Once the thrilling process of updating IOM’s, KVM and CMC’s has been completed it’s time to move on to the components that reside with the blades themselves.

We have a couple of options at this point – we could simply update each and every component one by one which could be time consuming and in my opinion just a tad bit maddening or we could use the Dell Repository Manager and connect our CMC to a prebuilt catalog and let it detect and install the updates.  I would recommend doing the the latter if possible!   Saves you the hassle of trying to find and download all the right files.   If you don’t have Dell Repository Manager setup then have a look at this post where I explain how to get a repo setup specific to the inventory that you have within your m1000e.  One of the prerequisites of using the CIFS/Repository method is that we need to ensure our iDRAC is sitting at the very least version 1.50.

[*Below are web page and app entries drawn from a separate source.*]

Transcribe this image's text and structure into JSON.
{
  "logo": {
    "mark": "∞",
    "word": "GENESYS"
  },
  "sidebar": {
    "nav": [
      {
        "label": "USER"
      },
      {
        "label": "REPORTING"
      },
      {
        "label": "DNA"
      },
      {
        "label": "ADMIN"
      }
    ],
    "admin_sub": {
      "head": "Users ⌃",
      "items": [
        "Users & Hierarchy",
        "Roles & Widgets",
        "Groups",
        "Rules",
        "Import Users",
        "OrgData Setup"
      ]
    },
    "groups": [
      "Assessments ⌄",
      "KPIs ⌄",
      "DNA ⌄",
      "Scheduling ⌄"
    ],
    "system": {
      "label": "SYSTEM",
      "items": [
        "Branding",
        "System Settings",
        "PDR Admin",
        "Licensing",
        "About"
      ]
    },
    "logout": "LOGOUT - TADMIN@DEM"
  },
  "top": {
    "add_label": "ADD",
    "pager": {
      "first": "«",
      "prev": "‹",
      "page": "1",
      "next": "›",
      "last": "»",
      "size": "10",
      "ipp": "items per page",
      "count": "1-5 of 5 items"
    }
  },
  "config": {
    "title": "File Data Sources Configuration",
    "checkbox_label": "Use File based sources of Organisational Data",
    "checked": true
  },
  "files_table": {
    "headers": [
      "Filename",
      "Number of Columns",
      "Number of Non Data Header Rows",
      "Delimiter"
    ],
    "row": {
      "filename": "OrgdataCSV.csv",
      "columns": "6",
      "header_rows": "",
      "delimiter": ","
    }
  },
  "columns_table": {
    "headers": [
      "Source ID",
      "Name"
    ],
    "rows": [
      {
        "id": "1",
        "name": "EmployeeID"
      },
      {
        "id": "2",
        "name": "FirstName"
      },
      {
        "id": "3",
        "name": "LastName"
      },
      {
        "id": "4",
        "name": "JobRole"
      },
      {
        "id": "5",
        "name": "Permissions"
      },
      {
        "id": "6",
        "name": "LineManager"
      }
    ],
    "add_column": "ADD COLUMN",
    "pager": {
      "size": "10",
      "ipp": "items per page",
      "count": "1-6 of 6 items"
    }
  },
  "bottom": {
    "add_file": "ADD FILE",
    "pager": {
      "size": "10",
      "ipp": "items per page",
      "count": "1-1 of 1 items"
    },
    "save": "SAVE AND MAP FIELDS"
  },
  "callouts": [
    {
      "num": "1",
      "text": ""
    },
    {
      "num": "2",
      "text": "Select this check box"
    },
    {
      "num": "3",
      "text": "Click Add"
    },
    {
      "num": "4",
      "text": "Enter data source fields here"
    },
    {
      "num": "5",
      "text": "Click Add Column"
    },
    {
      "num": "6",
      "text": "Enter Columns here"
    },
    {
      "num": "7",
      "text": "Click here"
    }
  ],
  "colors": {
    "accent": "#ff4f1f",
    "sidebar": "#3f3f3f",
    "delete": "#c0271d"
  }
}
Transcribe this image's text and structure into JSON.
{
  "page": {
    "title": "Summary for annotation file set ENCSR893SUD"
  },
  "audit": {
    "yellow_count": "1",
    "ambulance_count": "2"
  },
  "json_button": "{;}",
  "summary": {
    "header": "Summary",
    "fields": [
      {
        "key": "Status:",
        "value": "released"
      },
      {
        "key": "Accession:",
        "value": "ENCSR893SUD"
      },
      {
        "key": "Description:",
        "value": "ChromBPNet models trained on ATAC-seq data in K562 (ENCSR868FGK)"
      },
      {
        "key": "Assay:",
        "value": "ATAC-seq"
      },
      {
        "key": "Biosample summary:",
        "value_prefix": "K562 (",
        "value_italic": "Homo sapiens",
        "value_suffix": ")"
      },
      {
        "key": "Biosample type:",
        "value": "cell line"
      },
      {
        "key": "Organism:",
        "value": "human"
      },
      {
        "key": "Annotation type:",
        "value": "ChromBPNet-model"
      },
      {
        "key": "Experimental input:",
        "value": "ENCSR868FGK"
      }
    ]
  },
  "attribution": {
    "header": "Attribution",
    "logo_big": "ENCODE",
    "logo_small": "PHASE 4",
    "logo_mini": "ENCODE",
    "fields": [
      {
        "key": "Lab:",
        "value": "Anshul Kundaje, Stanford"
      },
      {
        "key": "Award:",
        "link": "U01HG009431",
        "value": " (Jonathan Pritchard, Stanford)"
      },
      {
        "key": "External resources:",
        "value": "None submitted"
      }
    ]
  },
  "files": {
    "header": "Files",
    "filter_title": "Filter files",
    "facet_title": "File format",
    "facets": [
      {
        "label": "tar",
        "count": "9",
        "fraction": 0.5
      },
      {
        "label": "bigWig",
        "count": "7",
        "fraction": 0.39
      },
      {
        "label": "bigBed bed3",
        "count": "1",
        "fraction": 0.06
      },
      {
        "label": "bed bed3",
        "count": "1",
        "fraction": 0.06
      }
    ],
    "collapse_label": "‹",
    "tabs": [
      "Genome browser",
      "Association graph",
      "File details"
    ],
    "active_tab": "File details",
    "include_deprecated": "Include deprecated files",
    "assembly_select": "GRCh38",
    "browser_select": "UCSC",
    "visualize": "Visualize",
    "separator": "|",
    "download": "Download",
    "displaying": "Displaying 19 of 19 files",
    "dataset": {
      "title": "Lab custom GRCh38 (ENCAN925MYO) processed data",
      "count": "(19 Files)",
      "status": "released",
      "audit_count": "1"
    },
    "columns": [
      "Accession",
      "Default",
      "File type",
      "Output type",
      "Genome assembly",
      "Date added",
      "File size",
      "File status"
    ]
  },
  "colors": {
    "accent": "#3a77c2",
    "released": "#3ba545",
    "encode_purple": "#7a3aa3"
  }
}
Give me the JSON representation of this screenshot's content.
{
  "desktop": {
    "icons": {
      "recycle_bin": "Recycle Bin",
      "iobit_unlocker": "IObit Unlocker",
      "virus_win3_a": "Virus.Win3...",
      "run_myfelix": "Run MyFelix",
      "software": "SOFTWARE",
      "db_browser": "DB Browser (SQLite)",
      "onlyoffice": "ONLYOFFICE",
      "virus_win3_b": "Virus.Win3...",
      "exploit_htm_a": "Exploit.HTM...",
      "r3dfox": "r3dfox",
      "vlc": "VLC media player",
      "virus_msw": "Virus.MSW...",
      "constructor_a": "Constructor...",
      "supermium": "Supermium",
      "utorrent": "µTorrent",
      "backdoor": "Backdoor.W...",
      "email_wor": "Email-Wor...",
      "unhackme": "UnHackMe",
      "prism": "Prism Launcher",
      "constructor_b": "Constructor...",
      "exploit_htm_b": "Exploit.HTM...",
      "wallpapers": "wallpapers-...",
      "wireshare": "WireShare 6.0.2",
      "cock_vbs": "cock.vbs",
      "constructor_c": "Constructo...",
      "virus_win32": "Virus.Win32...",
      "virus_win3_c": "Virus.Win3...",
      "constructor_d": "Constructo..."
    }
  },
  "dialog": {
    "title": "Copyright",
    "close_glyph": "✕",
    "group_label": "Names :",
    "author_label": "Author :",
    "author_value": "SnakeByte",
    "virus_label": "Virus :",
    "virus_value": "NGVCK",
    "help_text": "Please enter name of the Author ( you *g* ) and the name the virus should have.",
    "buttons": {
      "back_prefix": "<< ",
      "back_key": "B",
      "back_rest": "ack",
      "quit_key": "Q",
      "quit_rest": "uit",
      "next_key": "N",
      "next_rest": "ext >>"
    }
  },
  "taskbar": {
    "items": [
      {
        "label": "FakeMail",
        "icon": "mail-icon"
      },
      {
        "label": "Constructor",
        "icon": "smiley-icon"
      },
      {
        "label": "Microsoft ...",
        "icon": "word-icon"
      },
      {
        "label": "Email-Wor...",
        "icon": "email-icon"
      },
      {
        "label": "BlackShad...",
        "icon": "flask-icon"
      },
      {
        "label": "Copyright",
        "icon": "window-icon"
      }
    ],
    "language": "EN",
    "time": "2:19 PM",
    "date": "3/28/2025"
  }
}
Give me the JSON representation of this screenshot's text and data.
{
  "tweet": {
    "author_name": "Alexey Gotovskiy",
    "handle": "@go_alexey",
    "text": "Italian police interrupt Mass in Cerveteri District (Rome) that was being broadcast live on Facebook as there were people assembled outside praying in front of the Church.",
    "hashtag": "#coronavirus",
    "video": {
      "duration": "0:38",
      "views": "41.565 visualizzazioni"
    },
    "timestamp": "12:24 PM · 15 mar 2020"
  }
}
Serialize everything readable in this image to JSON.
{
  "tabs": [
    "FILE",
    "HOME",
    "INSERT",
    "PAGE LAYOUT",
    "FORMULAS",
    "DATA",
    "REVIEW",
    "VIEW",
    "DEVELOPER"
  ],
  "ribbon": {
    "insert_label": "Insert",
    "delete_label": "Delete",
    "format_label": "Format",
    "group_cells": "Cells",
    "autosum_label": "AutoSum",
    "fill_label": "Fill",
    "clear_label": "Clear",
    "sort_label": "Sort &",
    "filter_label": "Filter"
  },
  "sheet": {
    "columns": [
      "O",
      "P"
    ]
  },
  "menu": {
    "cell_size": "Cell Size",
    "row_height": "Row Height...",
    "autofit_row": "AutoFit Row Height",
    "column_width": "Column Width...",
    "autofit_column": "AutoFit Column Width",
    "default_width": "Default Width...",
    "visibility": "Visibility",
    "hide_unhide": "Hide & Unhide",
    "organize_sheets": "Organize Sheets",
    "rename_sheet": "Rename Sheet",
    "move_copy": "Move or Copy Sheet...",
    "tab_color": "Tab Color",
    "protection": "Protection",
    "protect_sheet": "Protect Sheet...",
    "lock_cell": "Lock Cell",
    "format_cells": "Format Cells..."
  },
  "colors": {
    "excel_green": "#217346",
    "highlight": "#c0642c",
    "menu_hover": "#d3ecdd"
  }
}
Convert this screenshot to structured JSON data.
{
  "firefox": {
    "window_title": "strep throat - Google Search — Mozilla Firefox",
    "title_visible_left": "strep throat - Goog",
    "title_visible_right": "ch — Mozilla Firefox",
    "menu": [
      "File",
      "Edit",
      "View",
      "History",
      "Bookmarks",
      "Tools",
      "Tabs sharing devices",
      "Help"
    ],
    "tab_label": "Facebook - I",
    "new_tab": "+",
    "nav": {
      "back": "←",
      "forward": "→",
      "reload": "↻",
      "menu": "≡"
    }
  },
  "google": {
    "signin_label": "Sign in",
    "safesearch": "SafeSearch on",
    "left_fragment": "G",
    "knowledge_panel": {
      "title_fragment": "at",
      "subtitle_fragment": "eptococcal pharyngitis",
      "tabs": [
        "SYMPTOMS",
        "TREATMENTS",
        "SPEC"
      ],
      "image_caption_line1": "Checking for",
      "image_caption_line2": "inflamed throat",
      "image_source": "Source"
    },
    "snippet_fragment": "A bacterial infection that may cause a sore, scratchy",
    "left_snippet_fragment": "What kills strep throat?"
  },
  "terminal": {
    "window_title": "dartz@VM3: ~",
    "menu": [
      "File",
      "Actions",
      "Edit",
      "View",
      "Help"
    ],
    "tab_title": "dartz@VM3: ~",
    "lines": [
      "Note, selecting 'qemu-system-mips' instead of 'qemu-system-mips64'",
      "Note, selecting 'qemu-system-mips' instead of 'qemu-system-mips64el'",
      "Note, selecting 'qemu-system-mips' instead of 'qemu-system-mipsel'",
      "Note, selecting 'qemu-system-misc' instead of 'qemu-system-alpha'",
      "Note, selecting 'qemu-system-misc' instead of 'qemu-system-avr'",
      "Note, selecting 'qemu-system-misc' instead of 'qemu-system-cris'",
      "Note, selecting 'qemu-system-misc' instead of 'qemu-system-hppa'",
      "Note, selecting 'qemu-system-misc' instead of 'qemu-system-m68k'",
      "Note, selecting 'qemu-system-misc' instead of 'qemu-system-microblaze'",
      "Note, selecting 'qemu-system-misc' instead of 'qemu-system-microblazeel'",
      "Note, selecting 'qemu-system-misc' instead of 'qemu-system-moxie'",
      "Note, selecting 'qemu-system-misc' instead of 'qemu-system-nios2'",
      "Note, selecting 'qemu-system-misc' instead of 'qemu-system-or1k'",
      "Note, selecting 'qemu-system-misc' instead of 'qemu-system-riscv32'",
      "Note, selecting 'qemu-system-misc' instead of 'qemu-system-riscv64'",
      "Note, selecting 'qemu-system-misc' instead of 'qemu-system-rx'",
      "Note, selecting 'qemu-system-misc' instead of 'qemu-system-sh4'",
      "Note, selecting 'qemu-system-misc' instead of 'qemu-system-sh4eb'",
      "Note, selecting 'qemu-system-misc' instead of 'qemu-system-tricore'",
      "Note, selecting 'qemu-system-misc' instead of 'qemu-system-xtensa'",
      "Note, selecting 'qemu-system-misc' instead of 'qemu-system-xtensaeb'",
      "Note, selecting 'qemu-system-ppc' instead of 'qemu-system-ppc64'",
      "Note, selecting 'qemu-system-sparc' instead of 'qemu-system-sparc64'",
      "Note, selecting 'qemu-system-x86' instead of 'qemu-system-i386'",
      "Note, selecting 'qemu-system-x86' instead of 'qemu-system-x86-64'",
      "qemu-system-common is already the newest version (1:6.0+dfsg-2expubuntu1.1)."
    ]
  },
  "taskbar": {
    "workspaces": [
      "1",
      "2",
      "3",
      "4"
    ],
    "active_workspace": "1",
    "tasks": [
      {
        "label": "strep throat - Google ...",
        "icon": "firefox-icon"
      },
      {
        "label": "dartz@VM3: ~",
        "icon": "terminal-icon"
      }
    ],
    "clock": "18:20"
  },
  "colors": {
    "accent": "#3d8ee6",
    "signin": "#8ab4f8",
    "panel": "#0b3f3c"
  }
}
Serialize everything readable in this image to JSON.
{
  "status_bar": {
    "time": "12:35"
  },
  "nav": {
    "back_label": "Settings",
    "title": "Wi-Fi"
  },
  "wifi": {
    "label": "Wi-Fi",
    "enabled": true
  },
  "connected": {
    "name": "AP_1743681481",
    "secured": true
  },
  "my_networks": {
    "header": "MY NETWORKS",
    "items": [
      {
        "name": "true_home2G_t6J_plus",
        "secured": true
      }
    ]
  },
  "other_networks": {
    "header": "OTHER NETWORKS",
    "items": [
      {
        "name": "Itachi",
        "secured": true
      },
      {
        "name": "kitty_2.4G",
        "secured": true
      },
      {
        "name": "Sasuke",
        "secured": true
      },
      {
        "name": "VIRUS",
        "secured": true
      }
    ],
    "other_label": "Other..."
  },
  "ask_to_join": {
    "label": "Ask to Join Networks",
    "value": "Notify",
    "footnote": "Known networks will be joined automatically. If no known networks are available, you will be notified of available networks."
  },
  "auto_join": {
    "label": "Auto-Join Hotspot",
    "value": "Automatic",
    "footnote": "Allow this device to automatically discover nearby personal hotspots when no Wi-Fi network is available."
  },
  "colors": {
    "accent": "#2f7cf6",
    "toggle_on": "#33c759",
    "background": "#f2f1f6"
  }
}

Since my iDrac is below 1.5 I’ll need to update it first before going any further – to do so access the actual iDrac web gui (do not try and update through the CMC, it’s a nightmare).  Within the iDRAC web interface select ‘iDRAC Firmware Update’ and upload your payload (.d7) file.  You can find this file in the payload directory after extracting the Windows executable that is downloaded from the Dell Website.  Once the file is uploaded simply click ‘Next’ and wait for the update to report success.

iDrac1

Once it has complete you will need to give this a good 5-10 minutes before the iDRAC will become ready again!  Just relax for a spell!  Oh, and repeat on all of the blades that you want to update moving forward…

Now that we have our iDRACs up to a version that will support updating from network sharing and a repository created on a network share we can proceed with the rest of the updates in the order we specified at the beginning of this post, which means next up is the BIOS.  To rescan for any updated files on our repository click the ‘Check for Updates’ button after selecting ‘Update from Network Share’.

networkshare1

As we can see above we now have a nice listing of those items within our blades that can be and have updates within the repository.  At this point it’s as simple as clicking ‘Update’ (at the bottom of the listing) and letting Dell do the heavy lifting.  This should take care of updating the firmware of items such as mez cards, storage controllers, BIOS, backplanes, etc…

After you have updated all you can with the repository network share option we need to move on to a few items that are outstanding, with the first being the CPLD.  This update, just like the iDRAC update is done from within the iDRAC interface (under Update and Rollback).  Simply upload the 64 bit update package for Windows (yes, for windows even if you are dealing with ESXi), select it and click ‘Install’.

cpld

After a quick reboot CPLD should now be good to go and we can continue on…

The only item left within my M620 was the SD module in which I have ESXi installed on…In order to update this we need to use a process that is completely different than what we have been doing.. Gotta love Dell.  Anyways, the Internal SD module updates come in the form of a live cd – download the ISO, mount it to your blade and boot to it.

idsdm

The update itself auto runs and should reboot once its complete!  And that my friends is a day or two of complete chaos updating an m1000e with a few blades in it!  I really wish that these big vendors could get all of these updates consolidated into one process as it’s really a pain jumping back and forth from method to method.  I’m not just picking on Dell here, the others are just as bad (good?).

Anyways, hopefully this helps someone with the process of moving through a slew of updates to their chassis!  Also, if you know of any other updates I may of missed, or a method that may simplify things for sure let me know.

  • David Pasek

    Great post.

    Just a hint: Dell OME – OpenManage Essentials – can help with 1 : many system management including firmware management. Assuming drac’s and lc’s have newer fw versions.

    I have experience that In Dell world sometimes several fw update methods must be used … mainly on older models with old fw versions.

    Dell and HP has server centric firmware management.

    CISCO UCS introduced revolutionary approach with profile driven network centric fw management.

    However, as always, any solution has some advantages and some drawbacks.